The pageant’s many critics felt focusing on beauty belittled the gravity of the Holocaust. Others felt the sponsoring cosmetic companies ‘making up’ the contestants were in it for their own gain. I say focus on redefining beauty. I think this is an opportunity to really, finally, understand ‘beauty comes from within’. A BBC listener commented on Friday’s story, ‘I can’t believe people came out of Auschwitz smiling’ (as a contest critique). Based on my chilly October day tour last year, I couldn’t believe people came out at all.
Imagine being able to survive such dehumanizing and horrific conditions, to survive and raise families, contribute to society, build the state of Israel, and have the humor to compete in a beauty contest.

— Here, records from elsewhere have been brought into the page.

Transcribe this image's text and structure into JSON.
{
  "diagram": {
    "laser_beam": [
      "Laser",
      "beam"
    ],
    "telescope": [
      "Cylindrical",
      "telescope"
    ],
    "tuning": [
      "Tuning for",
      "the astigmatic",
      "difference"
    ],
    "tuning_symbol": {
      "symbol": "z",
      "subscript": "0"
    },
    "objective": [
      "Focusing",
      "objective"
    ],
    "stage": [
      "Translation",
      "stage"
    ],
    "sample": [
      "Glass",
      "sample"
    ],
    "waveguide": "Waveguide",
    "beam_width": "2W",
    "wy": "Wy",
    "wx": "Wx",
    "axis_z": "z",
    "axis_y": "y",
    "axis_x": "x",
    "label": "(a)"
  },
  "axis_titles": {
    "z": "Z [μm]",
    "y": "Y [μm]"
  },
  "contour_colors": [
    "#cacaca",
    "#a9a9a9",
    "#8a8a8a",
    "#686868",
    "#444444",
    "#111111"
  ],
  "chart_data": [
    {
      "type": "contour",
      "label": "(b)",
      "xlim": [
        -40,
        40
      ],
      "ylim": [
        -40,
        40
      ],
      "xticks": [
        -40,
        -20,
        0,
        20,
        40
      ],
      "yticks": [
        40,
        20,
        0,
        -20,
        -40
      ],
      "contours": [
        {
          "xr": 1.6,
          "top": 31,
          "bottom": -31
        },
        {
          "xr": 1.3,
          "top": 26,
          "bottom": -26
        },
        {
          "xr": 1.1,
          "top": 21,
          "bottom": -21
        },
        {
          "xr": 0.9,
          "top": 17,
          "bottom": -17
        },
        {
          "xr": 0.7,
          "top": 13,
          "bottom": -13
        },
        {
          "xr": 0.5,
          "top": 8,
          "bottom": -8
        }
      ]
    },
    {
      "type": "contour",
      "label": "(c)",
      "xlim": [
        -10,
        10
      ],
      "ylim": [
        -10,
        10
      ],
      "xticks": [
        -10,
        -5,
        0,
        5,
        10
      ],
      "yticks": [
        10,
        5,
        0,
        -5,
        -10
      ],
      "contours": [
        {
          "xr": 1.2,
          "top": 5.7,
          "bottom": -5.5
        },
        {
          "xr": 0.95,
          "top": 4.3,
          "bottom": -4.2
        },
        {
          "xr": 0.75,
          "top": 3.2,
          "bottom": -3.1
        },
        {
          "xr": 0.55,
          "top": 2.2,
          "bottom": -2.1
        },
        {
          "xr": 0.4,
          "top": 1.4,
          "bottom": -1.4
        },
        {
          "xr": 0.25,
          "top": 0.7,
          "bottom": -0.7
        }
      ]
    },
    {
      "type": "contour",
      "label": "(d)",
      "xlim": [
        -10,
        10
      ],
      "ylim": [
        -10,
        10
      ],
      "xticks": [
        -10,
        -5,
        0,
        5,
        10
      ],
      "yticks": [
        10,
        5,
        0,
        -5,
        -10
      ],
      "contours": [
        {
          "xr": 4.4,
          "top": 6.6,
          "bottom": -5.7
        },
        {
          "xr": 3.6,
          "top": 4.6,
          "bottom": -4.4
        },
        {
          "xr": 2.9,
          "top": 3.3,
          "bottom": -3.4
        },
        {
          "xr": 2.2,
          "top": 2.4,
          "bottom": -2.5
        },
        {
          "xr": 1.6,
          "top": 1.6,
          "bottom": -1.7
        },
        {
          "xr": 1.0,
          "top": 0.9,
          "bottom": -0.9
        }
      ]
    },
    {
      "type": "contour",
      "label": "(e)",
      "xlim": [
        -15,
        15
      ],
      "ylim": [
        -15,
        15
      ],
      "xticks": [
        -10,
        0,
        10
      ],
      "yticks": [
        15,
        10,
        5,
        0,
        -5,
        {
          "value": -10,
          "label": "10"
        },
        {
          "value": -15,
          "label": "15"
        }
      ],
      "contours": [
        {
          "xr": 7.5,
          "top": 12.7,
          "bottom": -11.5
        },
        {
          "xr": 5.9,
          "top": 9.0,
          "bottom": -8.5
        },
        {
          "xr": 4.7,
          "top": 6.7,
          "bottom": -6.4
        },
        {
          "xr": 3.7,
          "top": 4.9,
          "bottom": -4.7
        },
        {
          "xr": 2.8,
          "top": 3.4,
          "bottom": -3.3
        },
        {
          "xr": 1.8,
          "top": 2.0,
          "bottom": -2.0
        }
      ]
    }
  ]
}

I was and am filled with awe. Survival takes strength. If that’s not beauty, what is? I think about how ‘difficult’ it is to ‘survive’ in today’s economic downturn. In tough times it’s easy to shrug off shows of beauty, diminishing (my own) strength. Imagine holding onto beauty in the depths of your soul in a death camp, partisan forest, or a root cellar. 300 interested contestants obviously survived with strength and dignity. They deserve my respect for their example to primp and preen and flaunt their beauty . There are about 200,000 (aging) Holocaust survivors still alive in Israel. Sadly, Genocides continue. ‘Never Again’. The Holocaust wasn’t just about extermination - it is about miraculous survival. The Nazi’s and their collaborators showed the worst of human nature. Survivors, the best. Survival of the fittest! Winner, Ms. Hershkovitz, beautifully reminds us: ‘We’re still here.’
How do you define beauty? Is this an appropriate way to honor Holocaust survivors? Share your ideas!